Alice’s eyes were red and swollen with tears. She was breathing funny, and her nose was beginning to run. Her dad came hurrying toward the stage, and a look of panic swept over Alice’s face. She glanced at the boy, looked at her dad, then at me, and the last thing that chubby little hand did was to shove those final five marbles into her mouth, jamming them in like a starving hobo eats a biscuit.
And she did it! She fit one hundred and fifteen marbles in her mouth! Then Alice’s legs crumpled, and she fell backward. Her head hit the wooden platform and marbles spewed out of her like a mini water fountain.
I didn’t find out what happened to Alice until the next day when my mom got a call from our teacher, inviting all students to a memorial service that was to be held for Alice after school…that’s how I learned that my best friend had died. But I was surprised to learn that it wasn’t because of the light she ingested, or the one hundred and fifteen marbles in her mouth. No, Alice had been stung by a bee in the middle of her performance, and like a champ, she had never saida word.

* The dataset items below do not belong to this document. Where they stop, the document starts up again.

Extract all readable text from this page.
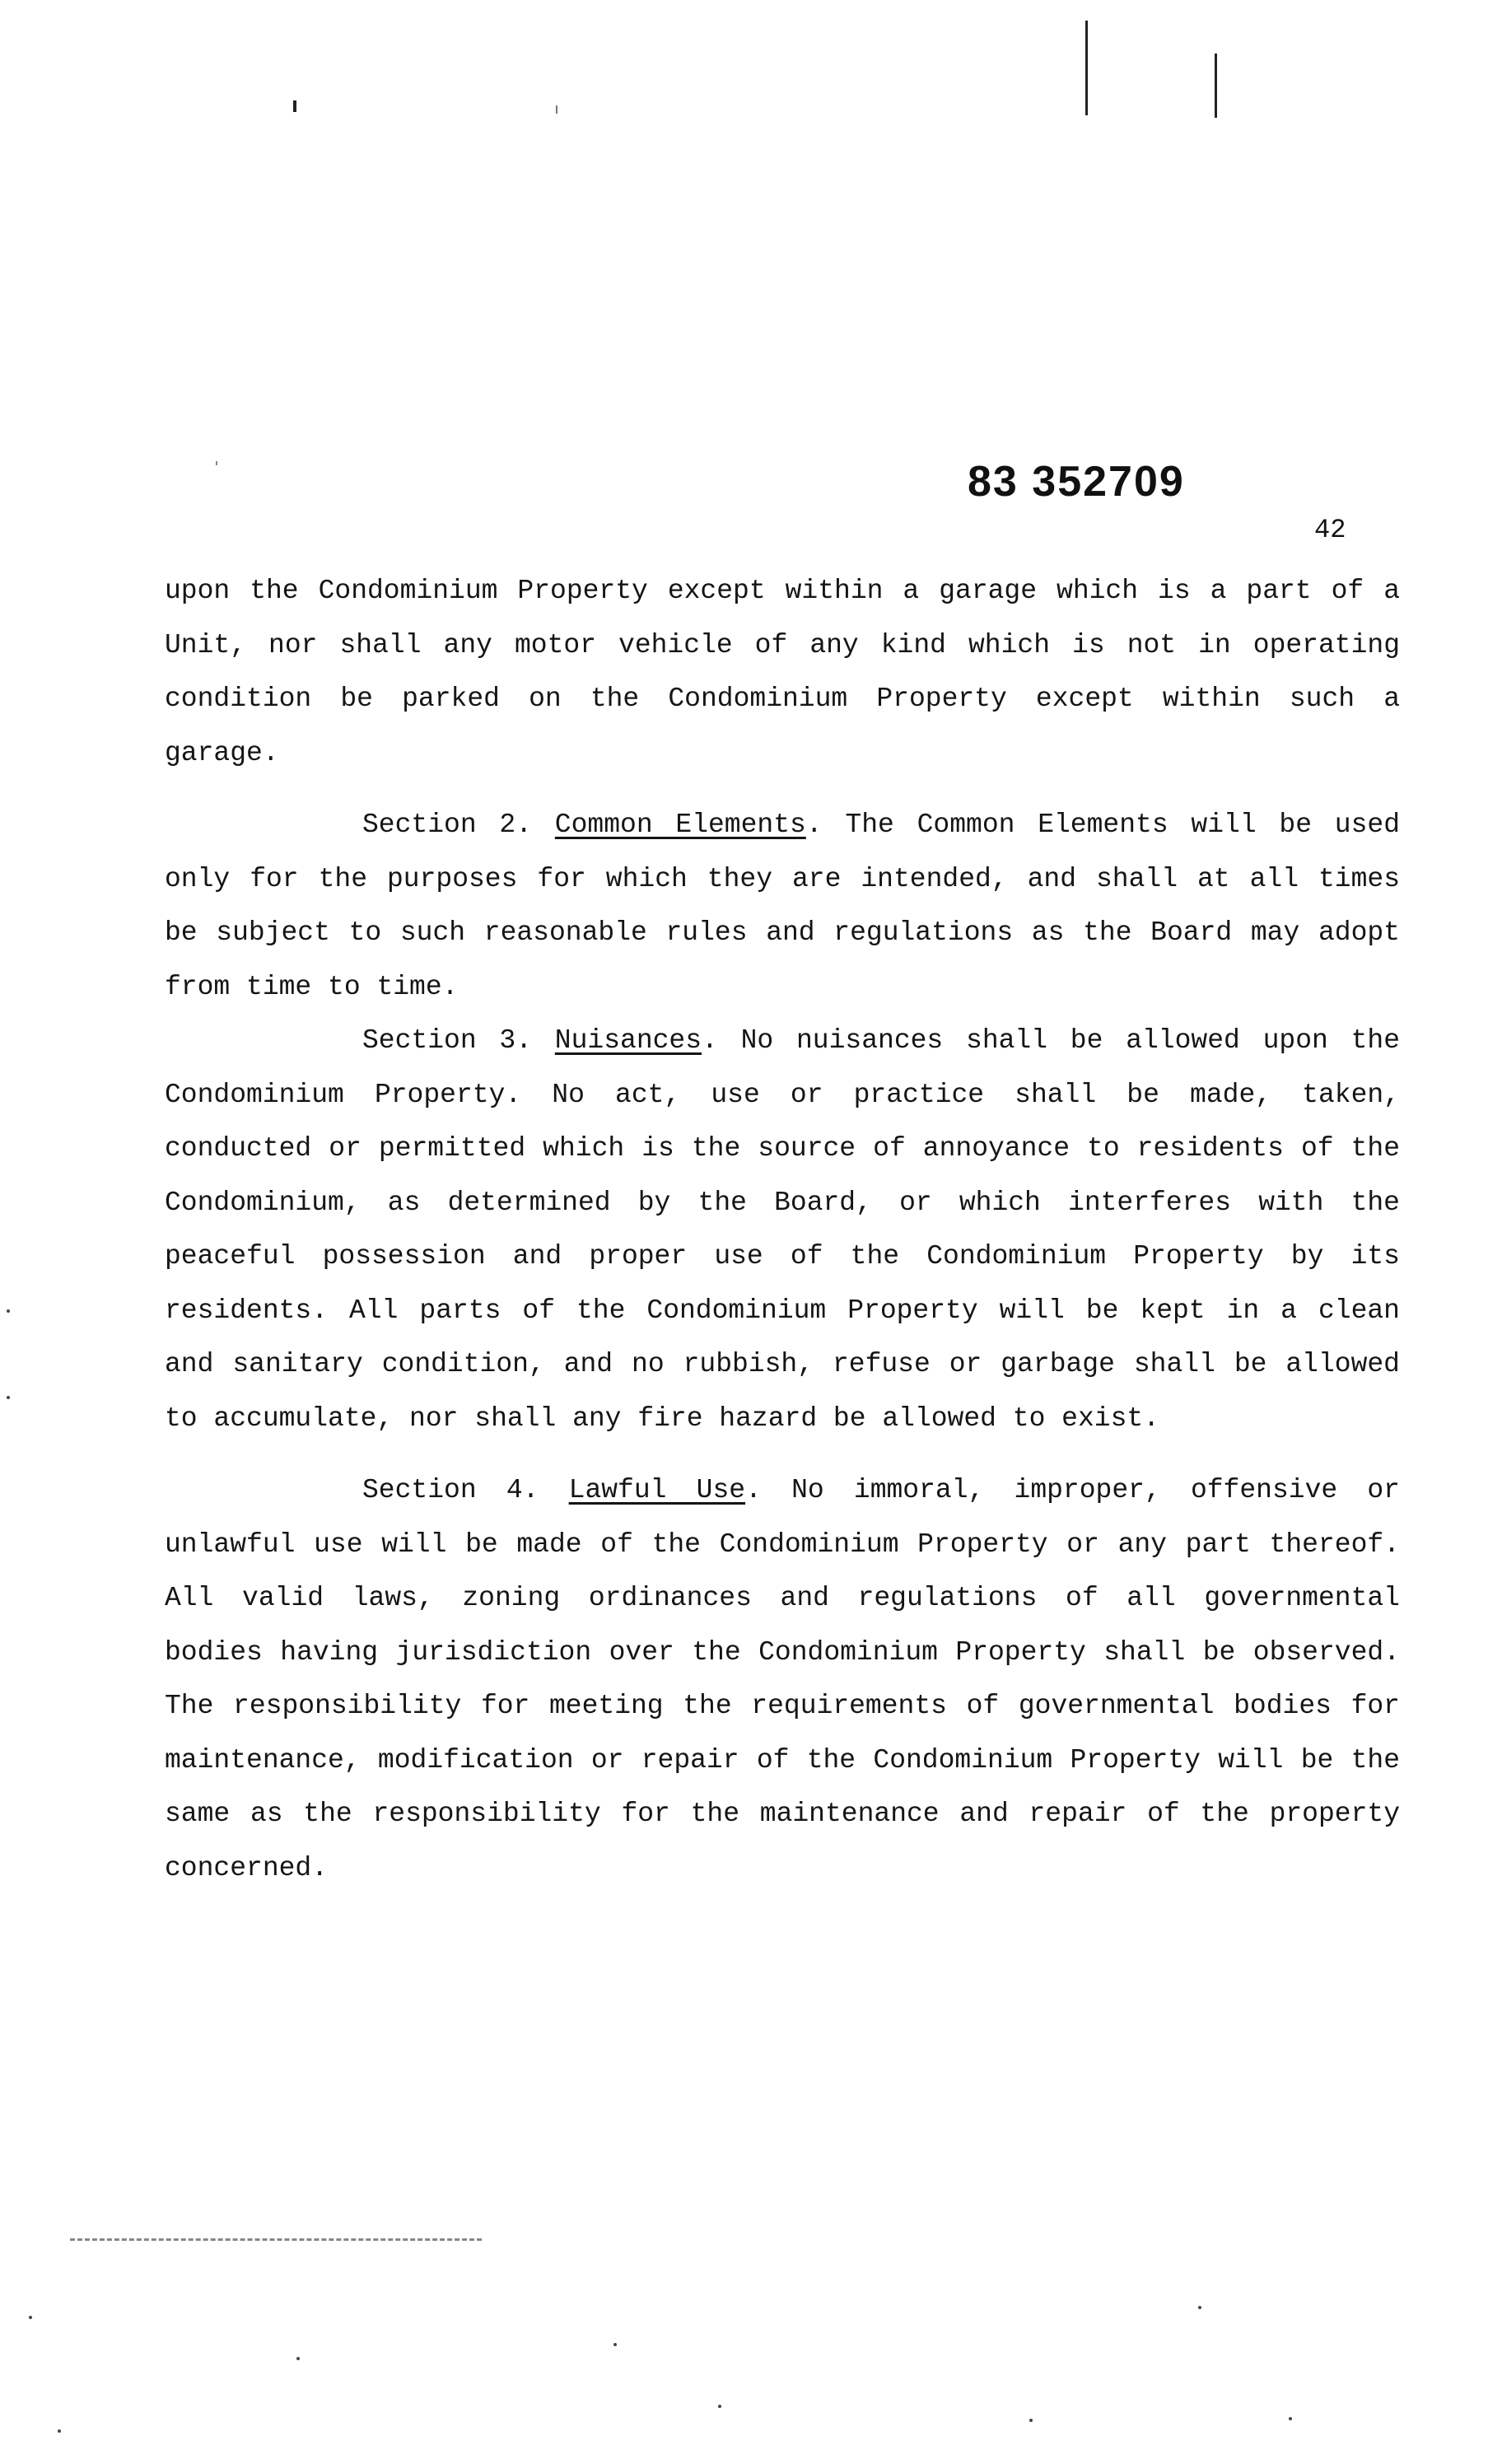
83 352709
42

upon the Condominium Property except within a garage which is a part of a Unit, nor shall any motor vehicle of any kind which is not in operating condition be parked on the Condominium Property except within such a garage.

Section 2. Common Elements. The Common Elements will be used only for the purposes for which they are intended, and shall at all times be subject to such reasonable rules and regulations as the Board may adopt from time to time.

Section 3. Nuisances. No nuisances shall be allowed upon the Condominium Property. No act, use or practice shall be made, taken, conducted or permitted which is the source of annoyance to residents of the Condominium, as determined by the Board, or which interferes with the peaceful possession and proper use of the Condominium Property by its residents. All parts of the Condominium Property will be kept in a clean and sanitary condition, and no rubbish, refuse or garbage shall be allowed to accumulate, nor shall any fire hazard be allowed to exist.

Section 4. Lawful Use. No immoral, improper, offensive or unlawful use will be made of the Condominium Property or any part thereof. All valid laws, zoning ordinances and regulations of all governmental bodies having jurisdiction over the Condominium Property shall be observed. The responsibility for meeting the requirements of governmental bodies for maintenance, modification or repair of the Condominium Property will be the same as the responsibility for the maintenance and repair of the property concerned.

It took time for me to process this tragedy, probably a few weeks or more; then, suddenly, everything became clear. Of course! Of course, this had to happen! All superheroes had weaknesses. There’s something about being super-human that also made them super vulnerable.
Alice had swallowed sunlight, and whole Twinkies, and broke world records. At eight years old, she was nearly unstoppable, and it was at the height of her triumph that she was struck down unfairly.
My friend had died a hero’s death, and I alone knew—as Superman had kryptonite, Alice Henderson had bees.